Erfurt, 19. März 1970

Erfurt, 19. März 1970. Auf dem Platz vor dem Hotel „Erfurter Hof“ stehen die Menschen dicht an dicht. Sie schieben und schubsen sich. Sie drängeln die Polizisten, die sie zurückhalten sollen, einfach beiseite. Tausende DDR-Bürger richten ihren Blick nach oben. In einem der Hotelzimmer muss er doch sein! Die Männer und Frauen rufen im Chor: "Willy Brandt ans Fenster! Willy Brandt ans Fenster!"
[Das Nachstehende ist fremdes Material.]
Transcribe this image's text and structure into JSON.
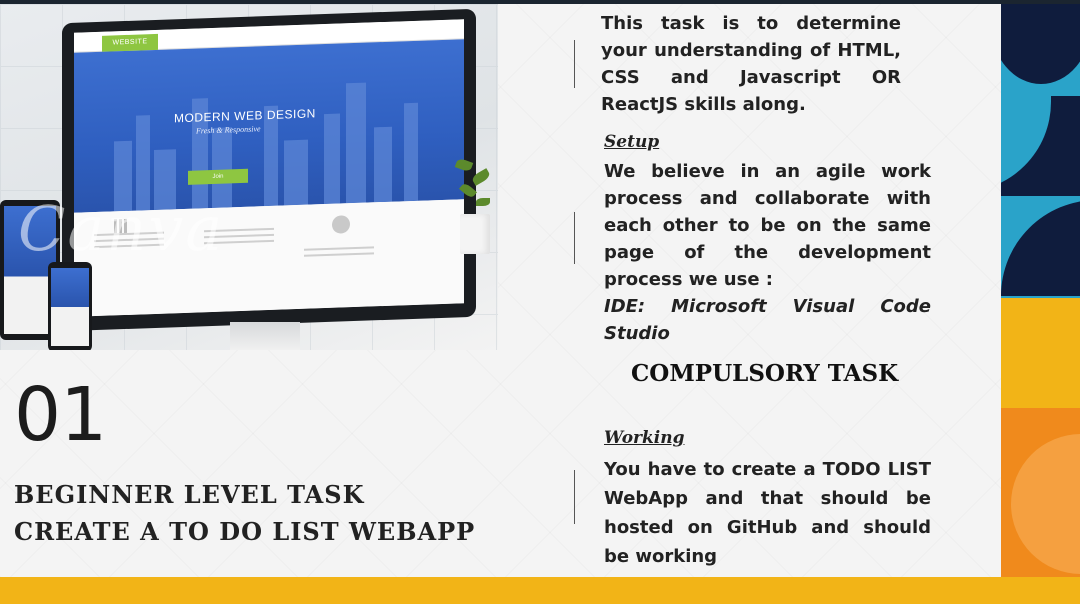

Dann erscheint der Bundeskanzler der Bundesrepublik Deutschland tatsächlich am Fensterrahmen. Er winkt in die Menge, beschwichtigend und etwas unbeholfen. Die Menschen jubeln. Willy Brandts Besuch in der DDR ist eine Sensation. Noch Jahrzehnte später ist dieser Moment für viele unvergessen, denn vielleicht ist er der erste Schritt zur Wiedervereinigung Deutschlands. Für die hat Willy Brandt fast sein ganzes politisches Leben gearbeitet.

Wer war Willy Brandt?

Brandt wird 1913 in Lübeck geboren – und heißt damals noch Herbert Frahm. Seine Mutter ist Verkäuferin, seinen Vater wird er niemals kennenlernen. Trotz seiner ärmlichen Herkunft darf er aber aufs Gymnasium gehen, das damals zu zahlende Schulgeld wird ihm wegen seiner guten Noten erlassen.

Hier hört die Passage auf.